The Conference endeavored to locate the academy in harmony with the counsel given by the Spirit of Prophecy of Ellen G. White. "It is a rural area away from the contaminating and deleterious influences of the city" stated Merle L. Mills, Southern New England Conference President.

The first phase of construction provided facilities for approximately 236 students at a cost of $3,000,000 in 1963 ($23,195,980 when adjusted for 2015 inflation). Provisions were also made to expand the facilities for up to 350 students. In the photo shown, one can see the school's former boys' and girls' dormitories (Ellis Hall and Mills Hall, respectively) with the cafeteria in between and the water tower to the right of the boys' dormitory, immediately next to the maintenance shop.

In late 1964, after just completing a $50,000 booster offering, the Southern New England Conference announced a "Million Penny Drive". Due to heavy expenditures that were not included in the original school construction budget and the decision to open the academy a year earlier than planned, an emergency round of fundraising was required. With hopes of raising $10,000, churches were encouraged to build "ingenious devices in which to gather your pennies". Unfortunately this fundraiser was done during a period when the U.S. Mint was experiencing a nationwide coin shortage.

With the opening of Pioneer Valley Academy in 1965, South Lancaster Academy was no longer used as the boarding school within the Southern New England Conference territory (technically, SLA was operated by the Atlantic Union Conference up until this time). SLA, along with another local secondary school within SNEC called Greater Boston Academy (GBA), were supposed to become ten grade schools (junior academies). Instead a new building erected next to AUC campus for SLA was continued as a twelve grade program. And GBA relocated from Newbury St. in Boston into a new facility on the SDA-owned New England Memorial Hospital grounds in Stoneham, MA and likewise continued operating as a twelve grade program. Neither SLA or GBA had dormitories and thus operated as local "day schools". PVA was the only conference-wide boarding school.

==Closure and sale==

Opening enrollment for the school during its first year of operation totaled 233 students. However, by 1982, a strong recruitment program was planned with hopes of attracting only 100 students for 1983 school year.

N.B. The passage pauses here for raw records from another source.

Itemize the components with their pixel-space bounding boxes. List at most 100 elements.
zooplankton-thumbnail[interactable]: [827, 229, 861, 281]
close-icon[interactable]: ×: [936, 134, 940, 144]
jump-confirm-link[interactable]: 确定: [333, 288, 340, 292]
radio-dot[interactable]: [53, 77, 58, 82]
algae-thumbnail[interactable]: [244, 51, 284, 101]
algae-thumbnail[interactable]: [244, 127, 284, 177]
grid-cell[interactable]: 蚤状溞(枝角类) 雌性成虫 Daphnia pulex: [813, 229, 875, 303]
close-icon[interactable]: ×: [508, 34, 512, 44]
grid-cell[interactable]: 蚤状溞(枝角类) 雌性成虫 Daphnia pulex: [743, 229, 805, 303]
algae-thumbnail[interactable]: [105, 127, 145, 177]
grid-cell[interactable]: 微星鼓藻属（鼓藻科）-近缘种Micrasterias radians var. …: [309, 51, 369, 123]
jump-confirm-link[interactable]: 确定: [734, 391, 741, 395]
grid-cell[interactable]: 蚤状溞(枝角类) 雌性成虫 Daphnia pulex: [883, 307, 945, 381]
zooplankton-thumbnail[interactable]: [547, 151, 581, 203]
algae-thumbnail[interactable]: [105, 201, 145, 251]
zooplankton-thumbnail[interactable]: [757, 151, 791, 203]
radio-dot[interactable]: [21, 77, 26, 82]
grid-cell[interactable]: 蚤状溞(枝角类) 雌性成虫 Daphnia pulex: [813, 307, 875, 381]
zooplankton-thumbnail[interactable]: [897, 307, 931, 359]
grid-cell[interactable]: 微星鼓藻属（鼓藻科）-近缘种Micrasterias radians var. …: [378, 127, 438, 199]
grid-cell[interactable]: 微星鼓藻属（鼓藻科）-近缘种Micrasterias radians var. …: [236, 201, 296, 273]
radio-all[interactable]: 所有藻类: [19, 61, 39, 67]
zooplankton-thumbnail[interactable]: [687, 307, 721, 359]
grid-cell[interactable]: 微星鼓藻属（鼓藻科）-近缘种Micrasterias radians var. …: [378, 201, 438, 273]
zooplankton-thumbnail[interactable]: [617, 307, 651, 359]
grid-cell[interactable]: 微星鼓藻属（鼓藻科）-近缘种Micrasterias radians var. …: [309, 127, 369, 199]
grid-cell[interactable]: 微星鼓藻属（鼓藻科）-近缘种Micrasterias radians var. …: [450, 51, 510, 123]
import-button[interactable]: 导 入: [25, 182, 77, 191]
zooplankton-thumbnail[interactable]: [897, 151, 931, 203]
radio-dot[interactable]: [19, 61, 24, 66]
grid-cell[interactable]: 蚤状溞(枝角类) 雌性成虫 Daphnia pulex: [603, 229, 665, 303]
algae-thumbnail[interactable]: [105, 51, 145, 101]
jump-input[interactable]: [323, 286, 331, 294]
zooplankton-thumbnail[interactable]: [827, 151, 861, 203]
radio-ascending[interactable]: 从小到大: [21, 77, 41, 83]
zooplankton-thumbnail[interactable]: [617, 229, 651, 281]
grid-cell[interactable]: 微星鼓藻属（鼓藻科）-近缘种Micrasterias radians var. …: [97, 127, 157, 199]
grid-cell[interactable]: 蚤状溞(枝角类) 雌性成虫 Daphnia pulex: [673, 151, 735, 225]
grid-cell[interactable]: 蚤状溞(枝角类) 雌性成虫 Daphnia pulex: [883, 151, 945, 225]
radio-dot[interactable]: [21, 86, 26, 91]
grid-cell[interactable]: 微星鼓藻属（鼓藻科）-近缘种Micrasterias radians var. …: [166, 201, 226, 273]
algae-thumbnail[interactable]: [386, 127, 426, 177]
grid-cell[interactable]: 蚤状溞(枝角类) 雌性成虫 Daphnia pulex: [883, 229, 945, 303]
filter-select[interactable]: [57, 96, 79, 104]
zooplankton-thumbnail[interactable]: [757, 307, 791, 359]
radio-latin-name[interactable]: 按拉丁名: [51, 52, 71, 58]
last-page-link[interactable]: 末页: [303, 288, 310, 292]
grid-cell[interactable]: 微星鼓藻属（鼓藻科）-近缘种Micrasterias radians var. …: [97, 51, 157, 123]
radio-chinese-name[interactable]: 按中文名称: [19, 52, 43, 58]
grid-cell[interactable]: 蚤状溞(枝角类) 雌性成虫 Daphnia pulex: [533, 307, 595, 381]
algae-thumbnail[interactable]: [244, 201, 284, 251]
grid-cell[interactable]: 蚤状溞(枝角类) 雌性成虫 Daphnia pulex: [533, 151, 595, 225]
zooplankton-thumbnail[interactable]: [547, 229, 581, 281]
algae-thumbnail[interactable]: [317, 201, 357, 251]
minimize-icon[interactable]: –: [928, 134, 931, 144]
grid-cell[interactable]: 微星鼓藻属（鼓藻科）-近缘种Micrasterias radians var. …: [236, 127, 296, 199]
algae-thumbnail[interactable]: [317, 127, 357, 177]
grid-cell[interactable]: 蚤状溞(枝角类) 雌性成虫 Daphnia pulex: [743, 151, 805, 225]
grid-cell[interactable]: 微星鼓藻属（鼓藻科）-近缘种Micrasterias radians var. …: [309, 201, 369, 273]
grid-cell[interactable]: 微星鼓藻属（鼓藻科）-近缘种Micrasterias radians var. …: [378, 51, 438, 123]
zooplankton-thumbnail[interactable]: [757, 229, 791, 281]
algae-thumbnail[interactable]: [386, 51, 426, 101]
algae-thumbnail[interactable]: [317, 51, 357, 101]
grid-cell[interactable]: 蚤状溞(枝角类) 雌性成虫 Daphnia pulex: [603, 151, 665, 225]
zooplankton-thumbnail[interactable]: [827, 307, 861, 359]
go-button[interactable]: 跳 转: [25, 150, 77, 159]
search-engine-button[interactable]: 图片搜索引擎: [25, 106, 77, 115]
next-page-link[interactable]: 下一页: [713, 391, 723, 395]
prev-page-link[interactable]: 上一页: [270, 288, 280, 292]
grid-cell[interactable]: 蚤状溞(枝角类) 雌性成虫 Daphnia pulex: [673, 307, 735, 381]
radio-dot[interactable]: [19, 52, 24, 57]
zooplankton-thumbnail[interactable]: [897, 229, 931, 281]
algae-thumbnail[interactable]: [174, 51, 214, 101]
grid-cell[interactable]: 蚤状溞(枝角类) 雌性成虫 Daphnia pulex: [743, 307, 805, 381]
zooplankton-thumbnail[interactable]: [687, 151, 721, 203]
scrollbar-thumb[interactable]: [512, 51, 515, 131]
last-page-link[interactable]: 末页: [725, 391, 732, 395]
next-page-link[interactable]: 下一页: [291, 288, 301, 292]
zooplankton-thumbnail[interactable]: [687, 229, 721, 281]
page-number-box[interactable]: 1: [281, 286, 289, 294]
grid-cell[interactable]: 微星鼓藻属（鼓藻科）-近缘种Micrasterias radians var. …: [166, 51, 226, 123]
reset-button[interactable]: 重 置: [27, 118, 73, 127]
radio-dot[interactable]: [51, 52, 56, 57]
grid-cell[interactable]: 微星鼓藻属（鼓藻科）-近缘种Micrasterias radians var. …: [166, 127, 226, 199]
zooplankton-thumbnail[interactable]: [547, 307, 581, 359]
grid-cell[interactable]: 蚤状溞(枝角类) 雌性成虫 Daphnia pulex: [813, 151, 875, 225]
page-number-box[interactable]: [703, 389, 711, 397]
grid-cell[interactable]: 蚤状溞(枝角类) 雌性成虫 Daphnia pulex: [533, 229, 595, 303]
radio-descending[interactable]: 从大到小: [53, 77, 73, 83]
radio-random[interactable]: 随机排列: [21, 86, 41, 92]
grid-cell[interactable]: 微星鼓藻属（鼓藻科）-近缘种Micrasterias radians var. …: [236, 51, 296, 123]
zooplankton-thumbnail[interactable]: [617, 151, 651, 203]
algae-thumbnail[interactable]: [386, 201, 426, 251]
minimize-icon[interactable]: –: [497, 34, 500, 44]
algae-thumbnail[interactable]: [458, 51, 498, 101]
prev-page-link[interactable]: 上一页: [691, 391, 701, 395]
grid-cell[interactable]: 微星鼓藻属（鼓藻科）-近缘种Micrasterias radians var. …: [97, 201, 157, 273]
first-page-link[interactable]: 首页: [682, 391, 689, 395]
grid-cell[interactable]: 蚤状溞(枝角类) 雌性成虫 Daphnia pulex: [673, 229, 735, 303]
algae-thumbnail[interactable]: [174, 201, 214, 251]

Because of a SNEC politics and a drop in enrollment during the last year of operation in the 1982-83 school year, PVA ended the year with $150,000 ($363,000 when adjusted for 2013 inflation) in unpaid bills.

On September 29, 1983 The Southern New England conference committee voted to authorize the signing of a contract with Preview, Inc., a division of Coldwell Banker.

PVA was operated by the Southern New England Conference of SDAs from 1965 to 1983; it was closed in July 1983 and later sold in 1985 for approximately $2.5 million to wealthy Boston area developer Dr. Daniel Strair. The proceeds of PVA's sale were put into what has since become known as SNEC's "SET Fund" (Secondary Education Trust Fund), with most of the interest being used as conference-wide scholarships for SDA constituent youth attending any SDA academy, and the rest being added to the principle to offset inflationary erosion.

The 782 acre former PVA campus was obtained by the Commonwealth of Massachusetts in c1988, when Gov. Michael Dukakis tried to establish a new prison there. After a groundswell of grassroots opposition, Gov. William Weld, who had pledged to the people of New Braintree that he'd not make a prison out of PVA if he became governor, instead had the PVA campus converted into the new Massachusetts State Police Academy (Training Facility) in c1992, which it remains to this day.

The Massachusetts State Police still occupies the grounds and buildings as their training academy.